Progress reports have been submitted at 5-year and 10-year intervals to assess the progress made on these four recommendations. Key improvements made during this time frame focused on leadership engagement and reporting systems. Stronger accreditation standards and error reporting have produced the business case for concentration in the area of safety efforts system wide.
Organizations such as the Joint Commission (TJC) and the Institute for Healthcare Improvement (IHI) have gotten involved with establishing safety standards. TJC annually formulates updated National Patient Safety Goals, and the IHI has brought all professions together to advocate for quality and safety. In addition, Medicare and Medicaid programs have revised payment structures to reduce hospital-acquired conditions. Healthcare organizations are no longer being reimbursed if patients acquire any of 10 preventable conditions (many of which are nursing-focused interventions) (Center for Medicare and Medicaid Services, 2008).
Various professional nursing organizations have responded to the call to increase safety and quality within health systems. The American Nurses Association (ANA) formulated a National Database of Quality Indicators (NDNQI) that details nurse-sensitive indicators aimed at monitoring improvements in nurse-driven outcomes.
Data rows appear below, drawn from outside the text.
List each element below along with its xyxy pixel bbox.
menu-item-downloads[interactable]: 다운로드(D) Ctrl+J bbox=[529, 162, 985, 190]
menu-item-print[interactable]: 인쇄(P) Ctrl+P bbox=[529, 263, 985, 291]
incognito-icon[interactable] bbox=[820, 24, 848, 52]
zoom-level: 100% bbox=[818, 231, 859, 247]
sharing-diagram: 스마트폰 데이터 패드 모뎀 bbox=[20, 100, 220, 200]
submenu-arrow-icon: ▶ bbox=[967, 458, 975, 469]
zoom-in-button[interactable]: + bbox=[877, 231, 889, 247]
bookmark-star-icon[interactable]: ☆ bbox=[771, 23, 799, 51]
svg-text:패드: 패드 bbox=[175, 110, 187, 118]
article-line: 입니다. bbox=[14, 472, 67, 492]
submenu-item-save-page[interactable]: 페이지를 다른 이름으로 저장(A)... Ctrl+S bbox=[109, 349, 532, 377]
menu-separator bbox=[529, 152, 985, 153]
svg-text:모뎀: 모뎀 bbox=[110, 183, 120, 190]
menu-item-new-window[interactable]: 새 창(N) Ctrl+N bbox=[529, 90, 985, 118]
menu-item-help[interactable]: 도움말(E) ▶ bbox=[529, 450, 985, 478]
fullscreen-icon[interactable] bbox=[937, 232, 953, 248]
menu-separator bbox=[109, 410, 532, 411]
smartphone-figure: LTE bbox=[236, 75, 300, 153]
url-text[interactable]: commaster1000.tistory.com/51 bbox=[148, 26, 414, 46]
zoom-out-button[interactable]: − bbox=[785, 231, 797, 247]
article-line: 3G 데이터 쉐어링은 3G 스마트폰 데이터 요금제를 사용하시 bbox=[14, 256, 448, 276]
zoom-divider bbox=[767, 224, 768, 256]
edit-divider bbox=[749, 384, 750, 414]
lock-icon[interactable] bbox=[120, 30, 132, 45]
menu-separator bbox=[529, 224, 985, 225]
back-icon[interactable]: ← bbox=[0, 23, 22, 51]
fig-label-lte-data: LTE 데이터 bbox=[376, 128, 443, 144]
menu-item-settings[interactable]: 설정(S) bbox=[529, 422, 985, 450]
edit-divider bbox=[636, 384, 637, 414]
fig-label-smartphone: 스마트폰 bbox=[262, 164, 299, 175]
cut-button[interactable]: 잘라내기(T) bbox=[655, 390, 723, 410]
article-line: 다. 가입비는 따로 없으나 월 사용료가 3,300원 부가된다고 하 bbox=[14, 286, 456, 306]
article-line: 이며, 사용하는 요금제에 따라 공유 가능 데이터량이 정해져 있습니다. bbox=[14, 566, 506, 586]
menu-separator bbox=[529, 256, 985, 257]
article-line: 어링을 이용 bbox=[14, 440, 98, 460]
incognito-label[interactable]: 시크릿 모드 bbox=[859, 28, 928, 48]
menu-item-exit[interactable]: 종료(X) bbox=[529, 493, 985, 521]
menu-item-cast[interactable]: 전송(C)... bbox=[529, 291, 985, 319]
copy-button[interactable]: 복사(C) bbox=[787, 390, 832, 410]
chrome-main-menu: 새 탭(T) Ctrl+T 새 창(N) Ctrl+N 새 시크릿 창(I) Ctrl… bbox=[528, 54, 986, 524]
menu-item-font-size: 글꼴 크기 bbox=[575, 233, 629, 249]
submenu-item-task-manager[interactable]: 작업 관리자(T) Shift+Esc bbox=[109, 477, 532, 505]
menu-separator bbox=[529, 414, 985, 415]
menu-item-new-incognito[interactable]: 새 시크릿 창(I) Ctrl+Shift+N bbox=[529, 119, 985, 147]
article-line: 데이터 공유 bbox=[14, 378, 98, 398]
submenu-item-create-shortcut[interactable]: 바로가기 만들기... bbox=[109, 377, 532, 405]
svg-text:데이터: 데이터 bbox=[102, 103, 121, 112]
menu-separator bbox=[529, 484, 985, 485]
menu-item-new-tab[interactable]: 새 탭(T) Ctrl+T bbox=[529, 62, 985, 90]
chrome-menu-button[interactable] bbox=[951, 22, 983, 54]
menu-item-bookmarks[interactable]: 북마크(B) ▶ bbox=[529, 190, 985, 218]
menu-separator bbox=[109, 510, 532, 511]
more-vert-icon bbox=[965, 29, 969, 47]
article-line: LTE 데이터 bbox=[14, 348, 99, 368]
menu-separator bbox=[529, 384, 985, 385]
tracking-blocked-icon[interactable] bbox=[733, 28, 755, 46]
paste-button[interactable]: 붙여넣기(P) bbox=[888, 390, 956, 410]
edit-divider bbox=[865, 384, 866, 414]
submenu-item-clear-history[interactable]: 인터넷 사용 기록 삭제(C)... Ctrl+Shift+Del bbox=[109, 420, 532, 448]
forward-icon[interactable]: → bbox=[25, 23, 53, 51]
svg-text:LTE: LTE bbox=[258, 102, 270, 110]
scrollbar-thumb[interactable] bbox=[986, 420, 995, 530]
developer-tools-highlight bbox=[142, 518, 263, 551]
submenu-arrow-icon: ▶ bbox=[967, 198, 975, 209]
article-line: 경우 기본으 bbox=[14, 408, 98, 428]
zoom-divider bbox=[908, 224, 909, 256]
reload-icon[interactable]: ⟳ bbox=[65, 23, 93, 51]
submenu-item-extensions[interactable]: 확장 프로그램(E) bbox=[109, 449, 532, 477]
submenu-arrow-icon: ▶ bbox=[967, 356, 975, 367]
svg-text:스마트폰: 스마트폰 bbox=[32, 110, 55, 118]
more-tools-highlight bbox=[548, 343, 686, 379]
The American Association for Critical Care Nurses developed competencies related to healthy work environments with key initiatives focused on teamwork and collaboration. In addition, the Quality and Safety Education for Nurses (QSEN) project focused on prelicensure and graduate nurse competencies imperative to preparing future nurses (Sherwood & Barnsteiner, 2017).
References
American Association of Colleges of Nursing (AACN). (2006). The essentials of doctoral education for advanced nursing practice. http://www.aacn.nche.edu/publications/position/DNPEssentials.pdf
Centers for Medicare & Medicaid Services (CMS). (2008). Hospital acquired conditions. https://www.cms.gov/Medicare/Medicare-Fee-for-Service-Payment/HospitalAcqCond/Hospital-Acquired_Conditions.html
Institute of Medicine (IOM). ( 2001). Crossing the quality chasm: A new health system for the 21st century. http://www.iom.edu/~/media/Files/Report%20Files/2001/Crossing-the-Quality-Chasm/Quality%20Chasm%202001%20%20report%20brief.pdf
Institute of Medicine (IOM). (2000). To err is human: Building a safer health system. http://iom.nationalacademies.org/~/media/Files/Report%20Files/1999/To-Err-is-Human/To%20Err%20is%20Human%201999%20%20report%20brief.pdf
Rath T., & Conchie, B. (2008). Strengths based leadership: Great leaders, teams and why people follow (8th ed.). Gallup Press.
Sherwood, G., & Barnsteiner, J. H. (2017). Quality and safety in nursing: A competency approach to improving outcomes (2nd ed.). Wiley Blackwell.